Thurmond not dead,
scientists baffled

collage by ed zeppelin

from: Ed_Zepp_alias

Washington- Scientific and citizen's groups voiced their concerns today to a Congressional committee delving into the unaccountable survival of Strom Thurmond

The committee, which was formed to find out why nobody has tried to shoot Sen. Thurmond, met today in a local strip bar. There, amid the bad disco music and writhing African-American lapdancers, Congressmen heard (barely) from a small group of concerned citizens.

The director of the National Institute for Greater Good in Everything Racial, Dr. Rufus Leakey Washington-Jones phD., told the committee; "Ah just don't understand it. Shee-it. I mean, how could this ignorant, mealymouth trash-talking corrupt cracker still be alive? How come nobody has tried to blow his wrinkly motherfucking ass away yet? Hell, I think Strom might already be dead and they just prop him upright with a stick up his ass to keep him from falling over. He don't even breathe! He just sits there glassy-eyed all day, and nobody wants to sit next to him 'cause he smells like old ham and feces."

"You ever see the burn scars on that clumsy motherfucker from setting fire to all those crosses over the years? The rope burns from hauling all those boys into the trees? The goddamn blood on his hands from siccing po-lice dogs on babies? I realize there's a certain veneration for the Civil War in North Carolina, but that doesn't mean we have to have a veteran of it in Washington."

"Hell, he should be varnished and set up in a town square somewhere as a Civil War memorial, with a big red button people can push to hear a recording of him telling his favorite nigger jokes. 'looks like somebody threw away a perfectly good nigger! ... 'they don't mind fucking us, they jus' don' wan' t' go to SCHOOL widdus!' '...den da parrot on his shoulder say to de psychiatrist; 'Can you get this nigger off my ass?'"

Offering testimony for Sen. Thurmond was Terd Newgent, guitarist for the band "Fucking Yankees," who told the committee; "Storm rocks, man. He's just so fucking out there, dude, that his, like, vibes are so centered, y'know, that he like doesn't fucking NEED to breathe. In fact, he probably couldn't fucking breathe if he wanted to. Look at some of the fucking skanky rich asshole that poor bastard has had to stick his face into over the centuries, and you'd look like you were dead, too. Back in, like, 1850 or whenever the fuck he was elected, fucking Storm was there at the docks watching them like unload the fucking slave ships, going "dude, I don't think this is a very good fucking idea, man." Right on! It, like, totally makes me want to put a fucking arrow through a, like, commie white-tail buck or something, and grab my Byrdland guitar and bang out all four of my chords.

Not that I'd fucking hear it, 'cause of those fucking Marshall amps they made for Jimi Hendrix and me back in the 70's. I'm deaf as a fucking post, dude. Me and fucking Pete Townsend, like, are both like that and man, I won't even fucking say how HE went deaf 'cause it involves shit with, y'know, pale teenage English boys that I don't EVEN want to talk about. Other than that, you won't even see me and that goddamn fruitcake in the same sentence. Used to be, you could stick your fucking head out of your hotel room door and yell 'who wants to fuck?' and like fifty 13-year-old girls would come screaming at you, but after those cute little English bands like the fucking Who and Frampton Peters came along, the fucking hotel corridors looked like a goddamn boy's volleyball team. So I got a contract rider for some vaseline for my loincloth and...

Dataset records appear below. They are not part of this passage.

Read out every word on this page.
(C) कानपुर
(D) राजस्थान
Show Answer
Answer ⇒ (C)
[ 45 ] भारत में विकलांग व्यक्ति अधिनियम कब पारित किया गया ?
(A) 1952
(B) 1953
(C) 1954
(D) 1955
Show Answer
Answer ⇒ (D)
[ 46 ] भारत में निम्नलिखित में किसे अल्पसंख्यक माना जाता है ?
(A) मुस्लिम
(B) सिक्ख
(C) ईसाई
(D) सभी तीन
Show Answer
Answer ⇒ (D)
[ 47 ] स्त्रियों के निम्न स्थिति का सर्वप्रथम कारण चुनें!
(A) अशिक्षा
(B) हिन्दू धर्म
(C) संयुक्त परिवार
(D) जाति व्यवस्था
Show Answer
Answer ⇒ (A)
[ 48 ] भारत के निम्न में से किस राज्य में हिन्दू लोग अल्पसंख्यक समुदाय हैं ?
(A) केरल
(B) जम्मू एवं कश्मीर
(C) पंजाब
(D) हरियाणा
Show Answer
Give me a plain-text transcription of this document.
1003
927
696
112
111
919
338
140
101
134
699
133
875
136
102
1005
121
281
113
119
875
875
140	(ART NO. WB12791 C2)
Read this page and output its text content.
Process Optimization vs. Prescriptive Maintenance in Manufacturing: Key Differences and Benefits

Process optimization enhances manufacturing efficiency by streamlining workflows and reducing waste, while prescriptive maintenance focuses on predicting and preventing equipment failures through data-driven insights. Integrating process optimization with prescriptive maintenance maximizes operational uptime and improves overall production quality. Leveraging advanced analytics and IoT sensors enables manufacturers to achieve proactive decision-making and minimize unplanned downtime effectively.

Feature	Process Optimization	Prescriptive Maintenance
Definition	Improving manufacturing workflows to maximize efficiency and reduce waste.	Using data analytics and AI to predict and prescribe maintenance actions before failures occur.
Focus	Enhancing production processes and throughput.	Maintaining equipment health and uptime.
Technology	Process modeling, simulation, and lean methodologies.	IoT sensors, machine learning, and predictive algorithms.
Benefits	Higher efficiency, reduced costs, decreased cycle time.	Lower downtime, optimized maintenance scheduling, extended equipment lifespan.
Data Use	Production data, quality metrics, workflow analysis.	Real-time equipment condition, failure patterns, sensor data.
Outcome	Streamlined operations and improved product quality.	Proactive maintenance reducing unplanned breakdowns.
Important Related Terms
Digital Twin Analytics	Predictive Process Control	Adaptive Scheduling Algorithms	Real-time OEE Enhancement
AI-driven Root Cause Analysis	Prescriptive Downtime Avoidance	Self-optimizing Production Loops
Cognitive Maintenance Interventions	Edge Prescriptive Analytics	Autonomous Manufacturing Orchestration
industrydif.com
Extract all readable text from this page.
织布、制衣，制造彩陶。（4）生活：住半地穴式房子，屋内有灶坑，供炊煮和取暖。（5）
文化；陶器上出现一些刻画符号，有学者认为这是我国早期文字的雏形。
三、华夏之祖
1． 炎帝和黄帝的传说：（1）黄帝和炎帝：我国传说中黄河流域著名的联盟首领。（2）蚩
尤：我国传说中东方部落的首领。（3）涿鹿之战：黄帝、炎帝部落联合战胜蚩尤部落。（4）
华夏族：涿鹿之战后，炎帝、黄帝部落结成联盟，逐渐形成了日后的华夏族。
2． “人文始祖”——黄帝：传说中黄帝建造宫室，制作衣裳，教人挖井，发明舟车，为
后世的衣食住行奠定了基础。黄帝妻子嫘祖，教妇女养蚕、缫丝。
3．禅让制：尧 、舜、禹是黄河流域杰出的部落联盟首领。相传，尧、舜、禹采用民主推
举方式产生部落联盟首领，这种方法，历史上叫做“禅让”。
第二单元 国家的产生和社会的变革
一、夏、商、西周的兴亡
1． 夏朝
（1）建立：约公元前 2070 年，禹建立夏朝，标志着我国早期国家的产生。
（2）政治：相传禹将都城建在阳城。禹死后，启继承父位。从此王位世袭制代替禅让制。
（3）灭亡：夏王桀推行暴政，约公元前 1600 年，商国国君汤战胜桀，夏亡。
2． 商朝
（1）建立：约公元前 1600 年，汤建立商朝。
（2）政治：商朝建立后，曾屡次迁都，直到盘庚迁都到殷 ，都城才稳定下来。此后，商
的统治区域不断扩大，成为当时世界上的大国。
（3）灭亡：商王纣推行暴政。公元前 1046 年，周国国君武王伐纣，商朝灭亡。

[at this point Newgent was reminded of the subject by the committee chairman, who also had a record company executive order another round for the committee]

"...And Storm don't do drugs. Listen, I don't like fucking need to blow some crack or take grass to get high, either, man. Storm Thirdman and his daughter Ooma are like both like that, so cut the fucker some slack, Jack. Wanna see my tattoo of Reagan?"

The director of the Bio-actualization Loving Organically Workshops and Judicial Oversight Bureau Symposium (a national Guy/LesPaulian/bicycle/trans-grinder association) testified; "The nurturing miasma within the organic zeitgeist transfers, through self-actualization and channeling of chi and biorythmic guided-visualizational, a bio-energetic frequency from the inner child/victim chakra to the disenfranchised center of loving, non-judgemental paradigm outsourcing for personal perspective management strategies and self-awareness techniques. This can only lead one to conclude, based on careful studies merging Academic protocols and really wild parties with those hot UPS delivery guys that..."

At this point the session was closed by order of the chairman, who had passed out under a table and was now laying in a pool of his own, and other's, vomit. Further meetings of the committee are tentatively scheduled for next weekend.